Jak mieliśmy okazję zobaczyć w styczniu, Szpiegowo jest w fatalnym stanie, w środku tynk odchodzi ze ścian, wszędzie są śmieci, odłamki szkła i stare rosyjskie meble, podłoga miejscami jest wybrzuszona, a ściany pomazane i obdrapane. Z tego powodu jego rewitalizacja będzie wymagała od miasta ogromnych nakładów. Docelowo mają zamieszkać tam osoby wykonujące ważne społecznie zawody, w tym policjanci oraz nauczyciele.
Miasto wykonało już niezbędna ekspertyzy dotyczące nieruchomości przy Sobieskiego 100, wykazały one, że budynek nadaje się do remontu i nie trzeba go burzyć. Warszawa planuje zmodernizować Szpiegowo i przystosować je do potrzeb mieszkaniowych, do tego zburzone mają zostać niskie frontowe budki, a w ich miejsce Ratusz chce postawić kilkupiętrowe obiekty.
.jpg)
Historia Szpiegowa w Warszawie
Szpiegowo powstało pod koniec lat 70. dla Rosjan. To budynek mający od 4 do 11 kondygnacji ułożonych w układzie tarasowym. Ma 5 tys. m kw. powierzchni mieszkaniowej.

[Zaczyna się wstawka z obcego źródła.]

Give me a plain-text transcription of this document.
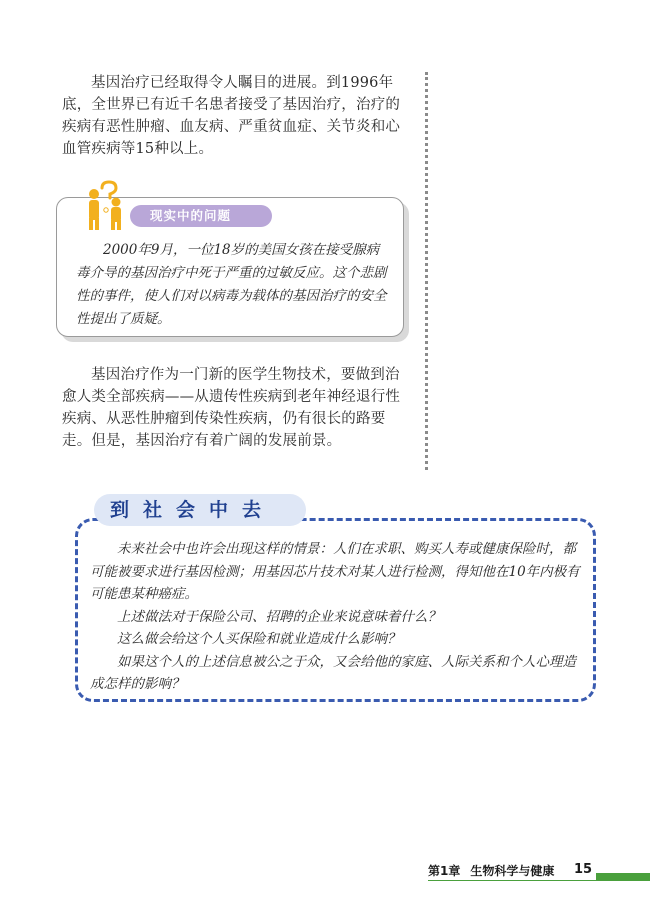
基因治疗已经取得令人瞩目的进展。到1996年底，全世界已有近千名患者接受了基因治疗，治疗的疾病有恶性肿瘤、血友病、严重贫血症、关节炎和心血管疾病等15种以上。

现实中的问题

2000年9月，一位18岁的美国女孩在接受腺病毒介导的基因治疗中死于严重的过敏反应。这个悲剧性的事件，使人们对以病毒为载体的基因治疗的安全性提出了质疑。

基因治疗作为一门新的医学生物技术，要做到治愈人类全部疾病——从遗传性疾病到老年神经退行性疾病、从恶性肿瘤到传染性疾病，仍有很长的路要走。但是，基因治疗有着广阔的发展前景。

到社会中去

未来社会中也许会出现这样的情景：人们在求职、购买人寿或健康保险时，都可能被要求进行基因检测；用基因芯片技术对某人进行检测，得知他在10年内极有可能患某种癌症。

上述做法对于保险公司、招聘的企业来说意味着什么？

这么做会给这个人买保险和就业造成什么影响？

如果这个人的上述信息被公之于众，又会给他的家庭、人际关系和个人心理造成怎样的影响？

第1章 生物科学与健康 15
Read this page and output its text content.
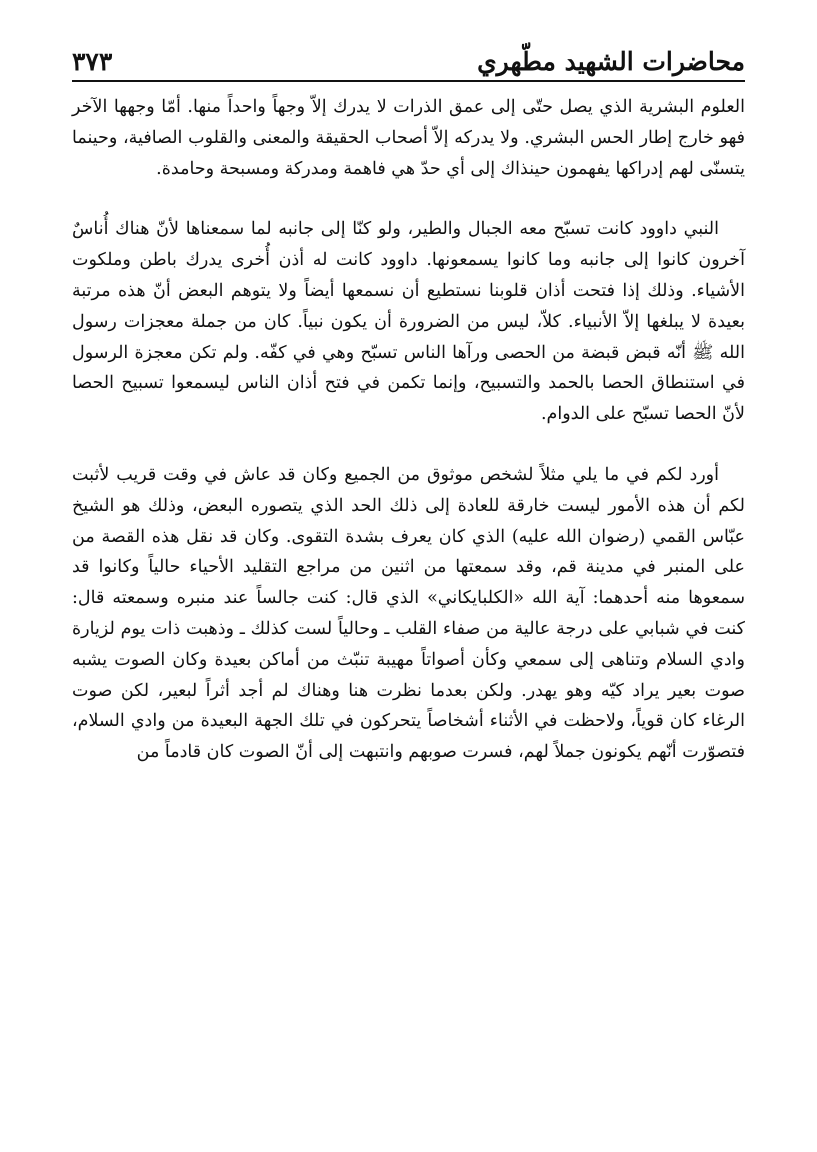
محاضرات الشهيد مطّهري
٣٧٣

العلوم البشرية الذي يصل حتّى إلى عمق الذرات لا يدرك إلاّ وجهاً واحداً منها. أمّا وجهها الآخر فهو خارج إطار الحس البشري. ولا يدركه إلاّ أصحاب الحقيقة والمعنى والقلوب الصافية، وحينما يتسنّى لهم إدراكها يفهمون حينذاك إلى أي حدّ هي فاهمة ومدركة ومسبحة وحامدة.

النبي داوود كانت تسبّح معه الجبال والطير، ولو كنّا إلى جانبه لما سمعناها لأنّ هناك أُناسٌ آخرون كانوا إلى جانبه وما كانوا يسمعونها. داوود كانت له أذن أُخرى يدرك باطن وملكوت الأشياء. وذلك إذا فتحت أذان قلوبنا نستطيع أن نسمعها أيضاً ولا يتوهم البعض أنّ هذه مرتبة بعيدة لا يبلغها إلاّ الأنبياء. كلاّ، ليس من الضرورة أن يكون نبياً. كان من جملة معجزات رسول الله ﷺ أنّه قبض قبضة من الحصى ورآها الناس تسبّح وهي في كفّه. ولم تكن معجزة الرسول في استنطاق الحصا بالحمد والتسبيح، وإنما تكمن في فتح أذان الناس ليسمعوا تسبيح الحصا لأنّ الحصا تسبّح على الدوام.

أورد لكم في ما يلي مثلاً لشخص موثوق من الجميع وكان قد عاش في وقت قريب لأثبت لكم أن هذه الأمور ليست خارقة للعادة إلى ذلك الحد الذي يتصوره البعض، وذلك هو الشيخ عبّاس القمي (رضوان الله عليه) الذي كان يعرف بشدة التقوى. وكان قد نقل هذه القصة من على المنبر في مدينة قم، وقد سمعتها من اثنين من مراجع التقليد الأحياء حالياً وكانوا قد سمعوها منه أحدهما: آية الله «الكلبايكاني» الذي قال: كنت جالساً عند منبره وسمعته قال: كنت في شبابي على درجة عالية من صفاء القلب ـ وحالياً لست كذلك ـ وذهبت ذات يوم لزيارة وادي السلام وتناهى إلى سمعي وكأن أصواتاً مهيبة تنبّث من أماكن بعيدة وكان الصوت يشبه صوت بعير يراد كيّه وهو يهدر. ولكن بعدما نظرت هنا وهناك لم أجد أثراً لبعير، لكن صوت الرغاء كان قوياً، ولاحظت في الأثناء أشخاصاً يتحركون في تلك الجهة البعيدة من وادي السلام، فتصوّرت أنّهم يكونون جملاً لهم، فسرت صوبهم وانتبهت إلى أنّ الصوت كان قادماً من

Polska przejęła go od Federacji Rosyjskiej tuż po rozpoczęciu inwazji na Ukrainę, 11 kwietnia 2022 roku.
Później rozpoczęła się batalia o przejęcie porosyjskiej nieruchomości od skarbu państwa przez Warszawę. Trwało to prawie trzy lata. Najpierw budynków miastu nie chciał przekazać wojewoda Tobiasz Bocheński z PiS, później sprawa nabrała tempa dopiero po zmianie rządu.